WordPress Hosting is Now Like the 31 Flavors of Baskin-Robbins
Choosing the right company depends on a variety of considerations and there is no one answer that will serve all users.
- Firehost, for example, specializes in compliance and security. If you want a managed cloud solution, but require special attention due to PCI 2.0 ir HIPPA compliance, Firehost is an excellent option.
- If compliance is not your issue, but scalability is, Rackspace is great hosting company. Their price point is higher than most, but their support is superb.
- If you want complete hands off hosting management, companies like WP Engine and Page.ly are great for not only managing your hosting, but also for taking care of your WordPress core and plugin updates.
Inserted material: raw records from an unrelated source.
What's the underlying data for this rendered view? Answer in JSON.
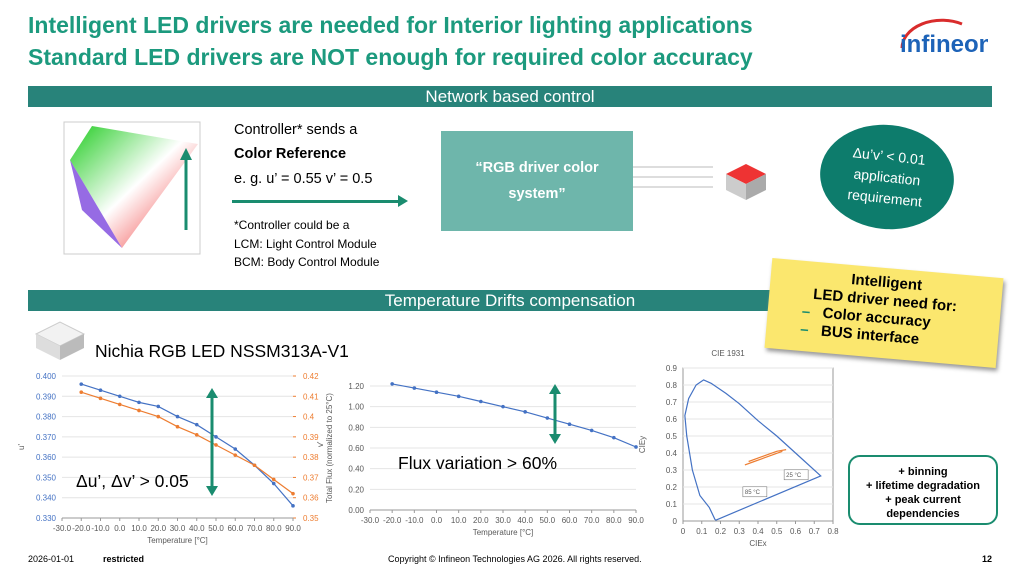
{
  "header": {
    "title_line1": "Intelligent LED drivers are needed for Interior lighting applications",
    "title_line2": "Standard LED drivers are NOT enough for required color accuracy",
    "logo": "infineon"
  },
  "section1": {
    "bar": "Network based control",
    "controller_line1": "Controller* sends a",
    "controller_line2": "Color Reference",
    "controller_line3": "e. g. u’ = 0.55 v’ = 0.5",
    "note_line1": "*Controller could be a",
    "note_line2": "LCM: Light Control Module",
    "note_line3": "BCM: Body Control Module",
    "box": "“RGB driver color system”",
    "circle_line1": "Δu’v’ < 0.01",
    "circle_line2": "application",
    "circle_line3": "requirement"
  },
  "sticky": {
    "line1": "Intelligent",
    "line2": "LED driver need for:",
    "items": [
      "Color accuracy",
      "BUS interface"
    ]
  },
  "section2": {
    "bar": "Temperature Drifts compensation",
    "led": "Nichia RGB LED NSSM313A-V1",
    "chart1_note": "Δu’, Δv’ > 0.05",
    "chart2_note": "Flux variation > 60%"
  },
  "charts": [
    {
      "type": "line",
      "xlabel": "Temperature [°C]",
      "ylabel": "u'",
      "y2label": "v'",
      "x": [
        -20,
        -10,
        0,
        10,
        20,
        30,
        40,
        50,
        60,
        70,
        80,
        90
      ],
      "xlim": [
        -30,
        90
      ],
      "xticks": [
        {
          "value": -30,
          "label": "-30.0"
        },
        {
          "value": -20,
          "label": "-20.0"
        },
        {
          "value": -10,
          "label": "-10.0"
        },
        {
          "value": 0,
          "label": "0.0"
        },
        {
          "value": 10,
          "label": "10.0"
        },
        {
          "value": 20,
          "label": "20.0"
        },
        {
          "value": 30,
          "label": "30.0"
        },
        {
          "value": 40,
          "label": "40.0"
        },
        {
          "value": 50,
          "label": "50.0"
        },
        {
          "value": 60,
          "label": "60.0"
        },
        {
          "value": 70,
          "label": "70.0"
        },
        {
          "value": 80,
          "label": "80.0"
        },
        {
          "value": 90,
          "label": "90.0"
        }
      ],
      "ylim": [
        0.33,
        0.4
      ],
      "yticks": [
        {
          "value": 0.33,
          "label": "0.330"
        },
        {
          "value": 0.34,
          "label": "0.340"
        },
        {
          "value": 0.35,
          "label": "0.350"
        },
        {
          "value": 0.36,
          "label": "0.360"
        },
        {
          "value": 0.37,
          "label": "0.370"
        },
        {
          "value": 0.38,
          "label": "0.380"
        },
        {
          "value": 0.39,
          "label": "0.390"
        },
        {
          "value": 0.4,
          "label": "0.400"
        }
      ],
      "y2lim": [
        0.35,
        0.42
      ],
      "y2ticks": [
        0.35,
        0.36,
        0.37,
        0.38,
        0.39,
        0.4,
        0.41,
        0.42
      ],
      "series": [
        {
          "color": "#4472c4",
          "values": [
            0.396,
            0.393,
            0.39,
            0.387,
            0.385,
            0.38,
            0.376,
            0.37,
            0.364,
            0.356,
            0.347,
            0.336
          ]
        },
        {
          "color": "#ed7d31",
          "axis": "y2",
          "values": [
            0.412,
            0.409,
            0.406,
            0.403,
            0.4,
            0.395,
            0.391,
            0.386,
            0.381,
            0.376,
            0.369,
            0.362
          ]
        }
      ]
    },
    {
      "type": "line",
      "xlabel": "Temperature [°C]",
      "ylabel": "Total Flux (normalized to 25°C)",
      "x": [
        -20,
        -10,
        0,
        10,
        20,
        30,
        40,
        50,
        60,
        70,
        80,
        90
      ],
      "xlim": [
        -30,
        90
      ],
      "xticks": [
        {
          "value": -30,
          "label": "-30.0"
        },
        {
          "value": -20,
          "label": "-20.0"
        },
        {
          "value": -10,
          "label": "-10.0"
        },
        {
          "value": 0,
          "label": "0.0"
        },
        {
          "value": 10,
          "label": "10.0"
        },
        {
          "value": 20,
          "label": "20.0"
        },
        {
          "value": 30,
          "label": "30.0"
        },
        {
          "value": 40,
          "label": "40.0"
        },
        {
          "value": 50,
          "label": "50.0"
        },
        {
          "value": 60,
          "label": "60.0"
        },
        {
          "value": 70,
          "label": "70.0"
        },
        {
          "value": 80,
          "label": "80.0"
        },
        {
          "value": 90,
          "label": "90.0"
        }
      ],
      "ylim": [
        0,
        1.2
      ],
      "yticks": [
        {
          "value": 0,
          "label": "0.00"
        },
        {
          "value": 0.2,
          "label": "0.20"
        },
        {
          "value": 0.4,
          "label": "0.40"
        },
        {
          "value": 0.6,
          "label": "0.60"
        },
        {
          "value": 0.8,
          "label": "0.80"
        },
        {
          "value": 1,
          "label": "1.00"
        },
        {
          "value": 1.2,
          "label": "1.20"
        }
      ],
      "series": [
        {
          "color": "#4472c4",
          "values": [
            1.22,
            1.18,
            1.14,
            1.1,
            1.05,
            1,
            0.95,
            0.89,
            0.83,
            0.77,
            0.7,
            0.61
          ]
        }
      ]
    },
    {
      "type": "line",
      "title": "CIE 1931",
      "xlabel": "CIEx",
      "ylabel": "CIEy",
      "xlim": [
        0,
        0.8
      ],
      "xticks": [
        0,
        0.1,
        0.2,
        0.3,
        0.4,
        0.5,
        0.6,
        0.7,
        0.8
      ],
      "ylim": [
        0,
        0.9
      ],
      "yticks": [
        0,
        0.1,
        0.2,
        0.3,
        0.4,
        0.5,
        0.6,
        0.7,
        0.8,
        0.9
      ],
      "series": [
        {
          "color": "#4472c4",
          "x": [
            0.175,
            0.17,
            0.14,
            0.09,
            0.05,
            0.02,
            0.01,
            0.03,
            0.07,
            0.11,
            0.15,
            0.23,
            0.3,
            0.4,
            0.5,
            0.6,
            0.7347,
            0.175
          ],
          "values": [
            0.005,
            0.01,
            0.08,
            0.15,
            0.3,
            0.5,
            0.62,
            0.72,
            0.8,
            0.83,
            0.81,
            0.75,
            0.69,
            0.59,
            0.5,
            0.4,
            0.2653,
            0.005
          ]
        },
        {
          "color": "#ed7d31",
          "x": [
            0.33,
            0.38,
            0.43,
            0.48,
            0.53
          ],
          "values": [
            0.33,
            0.35,
            0.37,
            0.39,
            0.41
          ]
        },
        {
          "color": "#ed7d31",
          "x": [
            0.35,
            0.4,
            0.45,
            0.5,
            0.55
          ],
          "values": [
            0.35,
            0.37,
            0.39,
            0.41,
            0.42
          ]
        }
      ],
      "labels": [
        {
          "text": "25 °C",
          "x": 0.55,
          "y": 0.26
        },
        {
          "text": "85 °C",
          "x": 0.33,
          "y": 0.16
        }
      ]
    }
  ],
  "callout": {
    "lines": [
      "+ binning",
      "+ lifetime degradation",
      "+ peak current",
      "dependencies"
    ]
  },
  "footer": {
    "date": "2026-01-01",
    "class": "restricted",
    "copyright": "Copyright © Infineon Technologies AG 2026. All rights reserved.",
    "page": "12"
  }
}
I, myself, am not a fan of my hosting company automatically updating my core and plugins, because I like to double check the website after each plugin update. However, for novice users, this is a huge selling feature.
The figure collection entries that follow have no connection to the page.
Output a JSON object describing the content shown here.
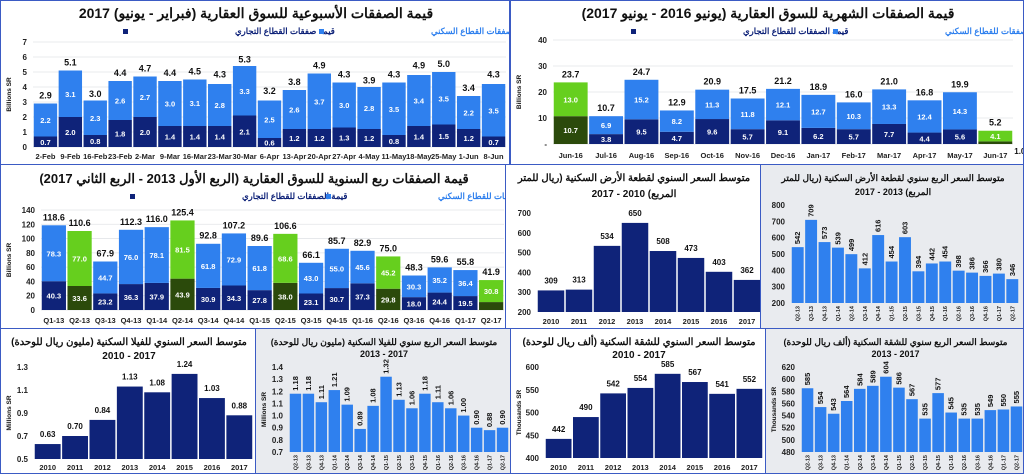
{
  "colors": {
    "commercial": "#0f2379",
    "residential": "#2f80ee",
    "highlight_commercial": "#2b4a0b",
    "highlight_residential": "#66cf1e",
    "annual_bar": "#0f2379",
    "quarterly_bar": "#2f80ee",
    "panel_gray": "#e9ebef",
    "border": "#3b5bc4"
  },
  "chart_data": [
    {
      "id": "weekly",
      "type": "bar",
      "stacked": true,
      "title_lines": [
        "قيمة الصفقات الأسبوعية للسوق العقارية (فبراير - يونيو) 2017"
      ],
      "ylabel": "Billions SR",
      "ylim": [
        0,
        7
      ],
      "yticks": [
        0,
        1,
        2,
        3,
        4,
        5,
        6,
        7
      ],
      "ytick_labels": [
        "0",
        "1",
        "2",
        "3",
        "4",
        "5",
        "6",
        "7"
      ],
      "grid": true,
      "decimals": 1,
      "legend": [
        "قيمة صفقات القطاع التجاري",
        "قيمة صفقات القطاع السكني"
      ],
      "legend_placement": "top",
      "categories": [
        "2-Feb",
        "9-Feb",
        "16-Feb",
        "23-Feb",
        "2-Mar",
        "9-Mar",
        "16-Mar",
        "23-Mar",
        "30-Mar",
        "6-Apr",
        "13-Apr",
        "20-Apr",
        "27-Apr",
        "4-May",
        "11-May",
        "18-May",
        "25-May",
        "1-Jun",
        "8-Jun"
      ],
      "series": [
        {
          "name": "قيمة صفقات القطاع التجاري",
          "values": [
            0.7,
            2.0,
            0.8,
            1.8,
            2.0,
            1.4,
            1.4,
            1.4,
            2.1,
            0.6,
            1.2,
            1.2,
            1.3,
            1.2,
            0.8,
            1.4,
            1.5,
            1.2,
            0.7
          ]
        },
        {
          "name": "قيمة صفقات القطاع السكني",
          "values": [
            2.2,
            3.1,
            2.3,
            2.6,
            2.7,
            3.0,
            3.1,
            2.8,
            3.3,
            2.5,
            2.6,
            3.7,
            3.0,
            2.8,
            3.5,
            3.4,
            3.5,
            2.2,
            3.5
          ]
        }
      ],
      "totals": [
        2.9,
        5.1,
        3.0,
        4.4,
        4.7,
        4.4,
        4.5,
        4.3,
        5.3,
        3.2,
        3.8,
        4.9,
        4.3,
        3.9,
        4.3,
        4.9,
        5.0,
        3.4,
        4.3
      ],
      "highlight_categories": []
    },
    {
      "id": "monthly",
      "type": "bar",
      "stacked": true,
      "title_lines": [
        "قيمة الصفقات الشهرية للسوق العقارية (يونيو 2016 - يونيو 2017)"
      ],
      "ylabel": "Billions SR",
      "ylim": [
        0,
        40
      ],
      "yticks": [
        0,
        10,
        20,
        30,
        40
      ],
      "ytick_labels": [
        "-",
        "10",
        "20",
        "30",
        "40"
      ],
      "grid": true,
      "decimals": 1,
      "legend": [
        "قيمة الصفقات للقطاع التجاري",
        "قيمة الصفقات للقطاع السكني"
      ],
      "legend_placement": "top",
      "categories": [
        "Jun-16",
        "Jul-16",
        "Aug-16",
        "Sep-16",
        "Oct-16",
        "Nov-16",
        "Dec-16",
        "Jan-17",
        "Feb-17",
        "Mar-17",
        "Apr-17",
        "May-17",
        "Jun-17"
      ],
      "series": [
        {
          "name": "قيمة الصفقات للقطاع التجاري",
          "values": [
            10.7,
            3.8,
            9.5,
            4.7,
            9.6,
            5.7,
            9.1,
            6.2,
            5.7,
            7.7,
            4.4,
            5.6,
            1.0
          ]
        },
        {
          "name": "قيمة الصفقات للقطاع السكني",
          "values": [
            13.0,
            6.9,
            15.2,
            8.2,
            11.3,
            11.8,
            12.1,
            12.7,
            10.3,
            13.3,
            12.4,
            14.3,
            4.1
          ]
        }
      ],
      "totals": [
        23.7,
        10.7,
        24.7,
        12.9,
        20.9,
        17.5,
        21.2,
        18.9,
        16.0,
        21.0,
        16.8,
        19.9,
        5.2
      ],
      "highlight_categories": [
        "Jun-16",
        "Jun-17"
      ]
    },
    {
      "id": "quarterly",
      "type": "bar",
      "stacked": true,
      "title_lines": [
        "قيمة الصفقات ربع السنوية للسوق العقارية (الربع الأول 2013 - الربع الثاني 2017)"
      ],
      "ylabel": "Billions SR",
      "ylim": [
        0,
        140
      ],
      "yticks": [
        0,
        20,
        40,
        60,
        80,
        100,
        120,
        140
      ],
      "ytick_labels": [
        "0",
        "20",
        "40",
        "60",
        "80",
        "100",
        "120",
        "140"
      ],
      "grid": true,
      "decimals": 1,
      "legend": [
        "قيمة الصفقات للقطاع التجاري",
        "قيمة الصفقات للقطاع السكني"
      ],
      "legend_placement": "top",
      "categories": [
        "Q1-13",
        "Q2-13",
        "Q3-13",
        "Q4-13",
        "Q1-14",
        "Q2-14",
        "Q3-14",
        "Q4-14",
        "Q1-15",
        "Q2-15",
        "Q3-15",
        "Q4-15",
        "Q1-16",
        "Q2-16",
        "Q3-16",
        "Q4-16",
        "Q1-17",
        "Q2-17"
      ],
      "series": [
        {
          "name": "قيمة الصفقات للقطاع التجاري",
          "values": [
            40.3,
            33.6,
            23.2,
            36.3,
            37.9,
            43.9,
            30.9,
            34.3,
            27.8,
            38.0,
            23.1,
            30.7,
            37.3,
            29.8,
            18.0,
            24.4,
            19.5,
            11.1
          ]
        },
        {
          "name": "قيمة الصفقات للقطاع السكني",
          "values": [
            78.3,
            77.0,
            44.7,
            76.0,
            78.1,
            81.5,
            61.8,
            72.9,
            61.8,
            68.6,
            43.0,
            55.0,
            45.6,
            45.2,
            30.3,
            35.2,
            36.4,
            30.8
          ]
        }
      ],
      "totals": [
        118.6,
        110.6,
        67.9,
        112.3,
        116.0,
        125.4,
        92.8,
        107.2,
        89.6,
        106.6,
        66.1,
        85.7,
        82.9,
        75.0,
        48.3,
        59.6,
        55.8,
        41.9
      ],
      "highlight_categories": [
        "Q2-13",
        "Q2-14",
        "Q2-15",
        "Q2-16",
        "Q2-17"
      ]
    },
    {
      "id": "land_annual",
      "type": "bar",
      "stacked": false,
      "title_lines": [
        "متوسط السعر السنوي لقطعة الأرض السكنية (ريال للمتر",
        "المربع) 2010 - 2017"
      ],
      "ylabel": "",
      "ylim": [
        200,
        700
      ],
      "yticks": [
        200,
        300,
        400,
        500,
        600,
        700
      ],
      "ytick_labels": [
        "200",
        "300",
        "400",
        "500",
        "600",
        "700"
      ],
      "grid": false,
      "decimals": 0,
      "categories": [
        "2010",
        "2011",
        "2012",
        "2013",
        "2014",
        "2015",
        "2016",
        "2017"
      ],
      "values": [
        309,
        313,
        534,
        650,
        508,
        473,
        403,
        362
      ]
    },
    {
      "id": "land_quarterly",
      "type": "bar",
      "stacked": false,
      "title_lines": [
        "متوسط السعر الربع سنوي لقطعة الأرض السكنية (ريال للمتر",
        "المربع) 2013 - 2017"
      ],
      "ylabel": "",
      "ylim": [
        200,
        800
      ],
      "yticks": [
        200,
        300,
        400,
        500,
        600,
        700,
        800
      ],
      "ytick_labels": [
        "200",
        "300",
        "400",
        "500",
        "600",
        "700",
        "800"
      ],
      "grid": false,
      "decimals": 0,
      "categories": [
        "Q2-13",
        "Q3-13",
        "Q4-13",
        "Q1-14",
        "Q2-14",
        "Q3-14",
        "Q4-14",
        "Q1-15",
        "Q2-15",
        "Q3-15",
        "Q4-15",
        "Q1-16",
        "Q2-16",
        "Q3-16",
        "Q4-16",
        "Q1-17",
        "Q2-17"
      ],
      "values": [
        542,
        709,
        573,
        539,
        499,
        412,
        616,
        454,
        603,
        394,
        442,
        454,
        398,
        386,
        366,
        380,
        346
      ]
    },
    {
      "id": "villa_annual",
      "type": "bar",
      "stacked": false,
      "title_lines": [
        "متوسط السعر السنوي للفيلا السكنية  (مليون ريال للوحدة)",
        "2017 - 2010"
      ],
      "ylabel": "Millions SR",
      "ylim": [
        0.5,
        1.3
      ],
      "yticks": [
        0.5,
        0.7,
        0.9,
        1.1,
        1.3
      ],
      "ytick_labels": [
        "0.5",
        "0.7",
        "0.9",
        "1.1",
        "1.3"
      ],
      "grid": false,
      "decimals": 2,
      "categories": [
        "2010",
        "2011",
        "2012",
        "2013",
        "2014",
        "2015",
        "2016",
        "2017"
      ],
      "values": [
        0.63,
        0.7,
        0.84,
        1.13,
        1.08,
        1.24,
        1.03,
        0.88
      ]
    },
    {
      "id": "villa_quarterly",
      "type": "bar",
      "stacked": false,
      "title_lines": [
        "متوسط السعر الربع سنوي للفيلا السكنية  (مليون ريال للوحدة)",
        "2017 - 2013"
      ],
      "ylabel": "Millions SR",
      "ylim": [
        0.7,
        1.4
      ],
      "yticks": [
        0.7,
        0.8,
        0.9,
        1.0,
        1.1,
        1.2,
        1.3,
        1.4
      ],
      "ytick_labels": [
        "0.7",
        "0.8",
        "0.9",
        "1.0",
        "1.1",
        "1.2",
        "1.3",
        "1.4"
      ],
      "grid": false,
      "decimals": 2,
      "categories": [
        "Q2-13",
        "Q3-13",
        "Q4-13",
        "Q1-14",
        "Q2-14",
        "Q3-14",
        "Q4-14",
        "Q1-15",
        "Q2-15",
        "Q3-15",
        "Q4-15",
        "Q1-16",
        "Q2-16",
        "Q3-16",
        "Q4-16",
        "Q1-17",
        "Q2-17"
      ],
      "values": [
        1.18,
        1.18,
        1.11,
        1.21,
        1.09,
        0.89,
        1.08,
        1.32,
        1.13,
        1.06,
        1.18,
        1.11,
        1.06,
        1.0,
        0.9,
        0.88,
        0.9
      ]
    },
    {
      "id": "apartment_annual",
      "type": "bar",
      "stacked": false,
      "title_lines": [
        "متوسط السعر السنوي للشقة السكنية  (ألف ريال للوحدة)",
        "2017 - 2010"
      ],
      "ylabel": "Thousands SR",
      "ylim": [
        400,
        600
      ],
      "yticks": [
        400,
        450,
        500,
        550,
        600
      ],
      "ytick_labels": [
        "400",
        "450",
        "500",
        "550",
        "600"
      ],
      "grid": false,
      "decimals": 0,
      "categories": [
        "2010",
        "2011",
        "2012",
        "2013",
        "2014",
        "2015",
        "2016",
        "2017"
      ],
      "values": [
        442,
        490,
        542,
        554,
        585,
        567,
        541,
        552
      ]
    },
    {
      "id": "apartment_quarterly",
      "type": "bar",
      "stacked": false,
      "title_lines": [
        "متوسط السعر الربع سنوي للشقة السكنية  (ألف ريال للوحدة)",
        "2017 - 2013"
      ],
      "ylabel": "Thousands SR",
      "ylim": [
        480,
        620
      ],
      "yticks": [
        480,
        500,
        520,
        540,
        560,
        580,
        600,
        620
      ],
      "ytick_labels": [
        "480",
        "500",
        "520",
        "540",
        "560",
        "580",
        "600",
        "620"
      ],
      "grid": false,
      "decimals": 0,
      "categories": [
        "Q2-13",
        "Q3-13",
        "Q4-13",
        "Q1-14",
        "Q2-14",
        "Q3-14",
        "Q4-14",
        "Q1-15",
        "Q2-15",
        "Q3-15",
        "Q4-15",
        "Q1-16",
        "Q2-16",
        "Q3-16",
        "Q4-16",
        "Q1-17",
        "Q2-17"
      ],
      "values": [
        585,
        554,
        543,
        564,
        584,
        589,
        604,
        586,
        567,
        535,
        577,
        545,
        535,
        535,
        549,
        550,
        555
      ]
    }
  ]
}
- Then we flip to other ends of the spectrum and niche industry hosting. There are small players like EmmanuelPress, that focus on small niche markets like church website hosting. If you’re in a really niche industry and you want someone who is completely focused on you and your sector, then niche hosting is a good path.
- If you’re a Genesis child theme user, Synthesis is a great option because it is ran by the folks who created the Genesis Framework. They support other WordPress frameworks and themes as well, although this fit might not seem nearly as rock solid as for an existing or soon to be Genesis users.
Education Yourself and Do Research Before You Buy
My recommendation for any website hosting decision is to not Google “cheap website hosting” and pick the first company you see. You’ll having nothing but performance issues and uphappy website visitors.
Go with a company that fits your requirements, your traffic volumes, and your required level of technical support. Ask for recommendations and listen to those of us that loudly warn you against specific hosts. If we’re adamant about one of the companies, there is a reason. It means we’ve walked down that path and there is a better road to migration, hosting, and happy website visitors.
Author’s Update on April 29, 2013: Last week we moved a client from Rackspace’s cloud hosting (due to inconsistent performance) over to Synthesis. The process was smooth, easy, and the performance at Synthesis was great. It was our first experience with this provider, but a good one.
Author’s Update on July 23, 2013: Today we moved another client to Synthesis and convinced another new client to sign up. Why? Because we’ve had great success since our first move in April. Multiple websites have gone live on their WordPress hosting and clients see immediate speed improvements. To us that is priceless.
Author’s Update on June 17, 2014: Today I added SiteGround to our list. After receiving a slew of positive feedback on them from trusted WordPress friends, I had to stop and talk to them at WordCamp Chicago last weekend. They were just as good as everyone had promised. If you are seeking intro level hosting, I’d highly recommend you give SiteGround at try.
Author Update on May 12, 2015: This month we began migrating our dedicated servers and websites over to WP Engine. I have to say the support has been phenomenal. I am extremely happy with the move and our dedicated server at WP Engine.